Paul Dalley first experimented with growing natives in the late 1980s, when he trialled West Australian varieties.
“The first few were a complete failure. So I tried Christmas bush the next year and it was a smash hit straight away,” he said.
Mr Dalley took the plunge and mass planted the Australian native into his hilly, coastal soils, and by 1994 he was shipping cut flowers to Japan.
The response was enthusiastic and now the Japanese market makes up 80 per cent of his sales.
The flowers are picked and placed in water, then held in a cool room until processed and packed.
The bulk flowers are trucked to Sydney in refrigerated containers and loaded on a direct flight to Tokyo.
Mr Dalley said temperature control was critical for the two shipments a week.
The quarantine process is thorough, with zero tolerance for insects.
“We have occasional fumigations. It’s difficult to avoid with a field grow crop,” Mr Dalley said.
Prime growing conditions
Mountain Nursery now grows about 2,000 individual Christmas bushes on the property.
“It needs a certain amount of cold to set its flowers.
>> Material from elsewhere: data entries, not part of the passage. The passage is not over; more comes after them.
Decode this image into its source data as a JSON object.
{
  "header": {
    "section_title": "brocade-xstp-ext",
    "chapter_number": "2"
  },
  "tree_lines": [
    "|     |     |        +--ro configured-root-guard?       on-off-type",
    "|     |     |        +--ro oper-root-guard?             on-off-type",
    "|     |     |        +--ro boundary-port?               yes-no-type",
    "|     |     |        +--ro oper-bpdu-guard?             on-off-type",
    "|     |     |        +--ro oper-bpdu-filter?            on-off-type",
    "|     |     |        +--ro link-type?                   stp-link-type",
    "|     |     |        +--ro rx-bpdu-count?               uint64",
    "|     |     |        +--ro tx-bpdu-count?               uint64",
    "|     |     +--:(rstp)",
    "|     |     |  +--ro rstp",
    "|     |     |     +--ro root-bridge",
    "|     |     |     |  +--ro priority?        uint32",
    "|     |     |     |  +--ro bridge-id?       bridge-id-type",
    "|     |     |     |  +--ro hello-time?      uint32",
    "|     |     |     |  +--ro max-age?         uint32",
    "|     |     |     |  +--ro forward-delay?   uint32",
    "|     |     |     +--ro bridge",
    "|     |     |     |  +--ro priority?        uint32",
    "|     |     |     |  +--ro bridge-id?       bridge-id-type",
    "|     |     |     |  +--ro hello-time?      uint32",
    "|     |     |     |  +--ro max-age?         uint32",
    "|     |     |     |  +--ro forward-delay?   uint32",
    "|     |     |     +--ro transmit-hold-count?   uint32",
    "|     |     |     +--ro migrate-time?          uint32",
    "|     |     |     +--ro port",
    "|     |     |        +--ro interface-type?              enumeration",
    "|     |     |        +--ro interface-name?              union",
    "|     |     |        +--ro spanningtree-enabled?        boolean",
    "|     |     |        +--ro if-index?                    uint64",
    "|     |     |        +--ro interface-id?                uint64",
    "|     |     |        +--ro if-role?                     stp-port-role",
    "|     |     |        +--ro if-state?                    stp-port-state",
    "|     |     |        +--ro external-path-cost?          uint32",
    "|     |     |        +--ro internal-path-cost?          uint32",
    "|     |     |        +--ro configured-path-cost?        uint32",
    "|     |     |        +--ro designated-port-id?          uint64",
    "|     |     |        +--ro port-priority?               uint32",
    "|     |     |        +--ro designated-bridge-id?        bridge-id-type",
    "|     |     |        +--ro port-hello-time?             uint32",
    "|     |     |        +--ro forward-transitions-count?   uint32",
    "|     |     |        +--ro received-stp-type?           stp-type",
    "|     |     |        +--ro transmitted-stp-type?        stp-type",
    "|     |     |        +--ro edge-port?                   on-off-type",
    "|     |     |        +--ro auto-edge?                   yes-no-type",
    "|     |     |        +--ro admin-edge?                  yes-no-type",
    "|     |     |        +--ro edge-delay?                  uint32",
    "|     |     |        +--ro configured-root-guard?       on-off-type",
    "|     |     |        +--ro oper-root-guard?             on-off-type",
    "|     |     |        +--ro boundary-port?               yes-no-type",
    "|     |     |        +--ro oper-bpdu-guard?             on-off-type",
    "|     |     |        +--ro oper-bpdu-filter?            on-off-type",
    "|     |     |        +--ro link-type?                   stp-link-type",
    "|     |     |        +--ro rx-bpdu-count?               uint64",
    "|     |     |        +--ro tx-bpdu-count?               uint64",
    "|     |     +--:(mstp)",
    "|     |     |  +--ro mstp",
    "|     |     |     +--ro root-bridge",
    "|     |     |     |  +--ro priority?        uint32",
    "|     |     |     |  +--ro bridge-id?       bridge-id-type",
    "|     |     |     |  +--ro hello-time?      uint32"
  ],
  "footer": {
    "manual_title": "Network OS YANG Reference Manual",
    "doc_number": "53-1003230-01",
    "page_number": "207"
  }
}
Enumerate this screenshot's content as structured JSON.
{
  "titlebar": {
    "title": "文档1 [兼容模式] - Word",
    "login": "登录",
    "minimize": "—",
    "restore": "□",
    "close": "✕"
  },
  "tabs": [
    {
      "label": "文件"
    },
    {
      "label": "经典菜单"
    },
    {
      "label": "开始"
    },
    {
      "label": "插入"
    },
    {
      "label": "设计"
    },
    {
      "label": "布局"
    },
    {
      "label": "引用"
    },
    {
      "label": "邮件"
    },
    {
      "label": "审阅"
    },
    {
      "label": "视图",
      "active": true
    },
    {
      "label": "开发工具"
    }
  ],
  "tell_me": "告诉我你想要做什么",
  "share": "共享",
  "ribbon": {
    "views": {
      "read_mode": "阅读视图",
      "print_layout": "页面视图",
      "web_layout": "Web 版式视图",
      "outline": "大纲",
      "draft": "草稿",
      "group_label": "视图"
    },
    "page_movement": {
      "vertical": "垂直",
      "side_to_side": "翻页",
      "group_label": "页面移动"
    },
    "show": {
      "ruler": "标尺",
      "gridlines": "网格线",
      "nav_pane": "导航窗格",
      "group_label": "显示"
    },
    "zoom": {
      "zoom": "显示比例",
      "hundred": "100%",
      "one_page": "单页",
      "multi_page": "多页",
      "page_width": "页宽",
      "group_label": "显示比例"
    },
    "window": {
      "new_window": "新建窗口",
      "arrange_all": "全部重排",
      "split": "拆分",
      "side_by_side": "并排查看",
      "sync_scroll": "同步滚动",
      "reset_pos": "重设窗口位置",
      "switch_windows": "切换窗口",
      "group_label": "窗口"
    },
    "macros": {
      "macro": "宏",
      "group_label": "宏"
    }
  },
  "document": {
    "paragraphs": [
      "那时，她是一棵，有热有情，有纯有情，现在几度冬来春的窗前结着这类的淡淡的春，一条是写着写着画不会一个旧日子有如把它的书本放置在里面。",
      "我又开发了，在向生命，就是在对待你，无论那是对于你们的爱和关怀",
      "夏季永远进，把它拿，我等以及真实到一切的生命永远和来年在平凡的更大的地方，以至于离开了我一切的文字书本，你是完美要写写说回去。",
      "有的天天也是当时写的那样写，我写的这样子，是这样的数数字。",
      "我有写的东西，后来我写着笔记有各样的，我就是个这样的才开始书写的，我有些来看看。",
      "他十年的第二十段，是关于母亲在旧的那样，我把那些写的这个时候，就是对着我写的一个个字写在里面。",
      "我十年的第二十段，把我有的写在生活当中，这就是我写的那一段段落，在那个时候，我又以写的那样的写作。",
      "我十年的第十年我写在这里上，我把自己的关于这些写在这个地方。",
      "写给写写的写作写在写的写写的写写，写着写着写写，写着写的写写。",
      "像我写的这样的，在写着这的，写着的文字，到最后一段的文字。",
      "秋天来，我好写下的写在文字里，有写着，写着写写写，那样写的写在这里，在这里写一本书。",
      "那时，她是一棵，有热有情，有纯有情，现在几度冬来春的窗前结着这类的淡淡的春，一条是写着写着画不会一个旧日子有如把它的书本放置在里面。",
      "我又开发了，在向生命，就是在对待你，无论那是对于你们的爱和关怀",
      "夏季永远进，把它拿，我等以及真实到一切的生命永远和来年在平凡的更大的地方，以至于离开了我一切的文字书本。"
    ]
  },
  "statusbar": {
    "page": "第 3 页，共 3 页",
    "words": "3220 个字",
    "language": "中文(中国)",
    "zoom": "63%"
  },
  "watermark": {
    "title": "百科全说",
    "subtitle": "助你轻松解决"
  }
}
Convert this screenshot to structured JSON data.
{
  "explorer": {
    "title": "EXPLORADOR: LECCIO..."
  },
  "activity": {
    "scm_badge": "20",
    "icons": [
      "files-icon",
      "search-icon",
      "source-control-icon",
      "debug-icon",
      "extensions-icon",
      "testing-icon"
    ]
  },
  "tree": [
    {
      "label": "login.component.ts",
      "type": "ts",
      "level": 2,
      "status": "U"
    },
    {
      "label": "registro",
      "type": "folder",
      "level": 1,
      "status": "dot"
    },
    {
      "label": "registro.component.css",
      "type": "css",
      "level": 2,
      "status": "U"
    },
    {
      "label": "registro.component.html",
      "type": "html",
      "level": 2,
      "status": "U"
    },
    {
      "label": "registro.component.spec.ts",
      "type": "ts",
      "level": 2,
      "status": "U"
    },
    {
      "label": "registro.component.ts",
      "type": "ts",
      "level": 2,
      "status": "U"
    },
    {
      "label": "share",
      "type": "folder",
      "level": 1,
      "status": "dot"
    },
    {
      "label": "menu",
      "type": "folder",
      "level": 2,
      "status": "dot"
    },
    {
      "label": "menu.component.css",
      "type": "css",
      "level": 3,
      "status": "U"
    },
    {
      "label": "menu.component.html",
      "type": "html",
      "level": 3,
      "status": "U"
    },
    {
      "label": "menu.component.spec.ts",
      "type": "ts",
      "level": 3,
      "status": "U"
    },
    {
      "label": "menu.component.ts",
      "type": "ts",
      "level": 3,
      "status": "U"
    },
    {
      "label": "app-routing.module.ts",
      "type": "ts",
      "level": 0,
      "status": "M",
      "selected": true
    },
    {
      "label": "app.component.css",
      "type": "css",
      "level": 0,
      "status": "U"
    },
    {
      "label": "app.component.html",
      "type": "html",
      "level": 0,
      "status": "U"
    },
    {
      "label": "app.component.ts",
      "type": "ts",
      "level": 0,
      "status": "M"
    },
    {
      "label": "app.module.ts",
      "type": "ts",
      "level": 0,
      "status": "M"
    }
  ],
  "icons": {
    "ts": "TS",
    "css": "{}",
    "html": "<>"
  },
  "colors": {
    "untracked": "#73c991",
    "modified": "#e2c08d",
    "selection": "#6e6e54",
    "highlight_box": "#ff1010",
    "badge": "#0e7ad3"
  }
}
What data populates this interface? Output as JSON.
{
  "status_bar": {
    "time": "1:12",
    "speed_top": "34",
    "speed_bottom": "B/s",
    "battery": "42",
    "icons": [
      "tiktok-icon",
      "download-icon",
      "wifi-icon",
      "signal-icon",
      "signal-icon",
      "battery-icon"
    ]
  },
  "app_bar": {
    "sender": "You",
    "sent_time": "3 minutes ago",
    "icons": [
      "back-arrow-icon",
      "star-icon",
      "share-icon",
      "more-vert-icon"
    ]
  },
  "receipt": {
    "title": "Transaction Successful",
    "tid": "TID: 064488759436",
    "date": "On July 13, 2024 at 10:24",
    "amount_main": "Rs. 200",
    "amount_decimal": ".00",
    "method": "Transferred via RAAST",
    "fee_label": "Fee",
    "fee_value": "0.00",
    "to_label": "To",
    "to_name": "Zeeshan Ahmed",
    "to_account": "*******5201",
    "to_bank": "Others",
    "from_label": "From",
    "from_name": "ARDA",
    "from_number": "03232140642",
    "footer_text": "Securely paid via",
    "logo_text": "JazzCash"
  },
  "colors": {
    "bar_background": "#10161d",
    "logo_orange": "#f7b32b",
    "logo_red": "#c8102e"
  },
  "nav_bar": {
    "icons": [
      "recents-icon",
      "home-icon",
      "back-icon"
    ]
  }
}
Too much cold will knock the flowers off, too much heat will spoil the developing crop,” Mr Dalley said.
“It grows quite easily, but to produce the crop to a high standard takes a high degree of management throughout the year.
“Like most forms of farming and flower growing, it is about finding the crop that suits your environment, and you can match that up with the market demand, hopefully.”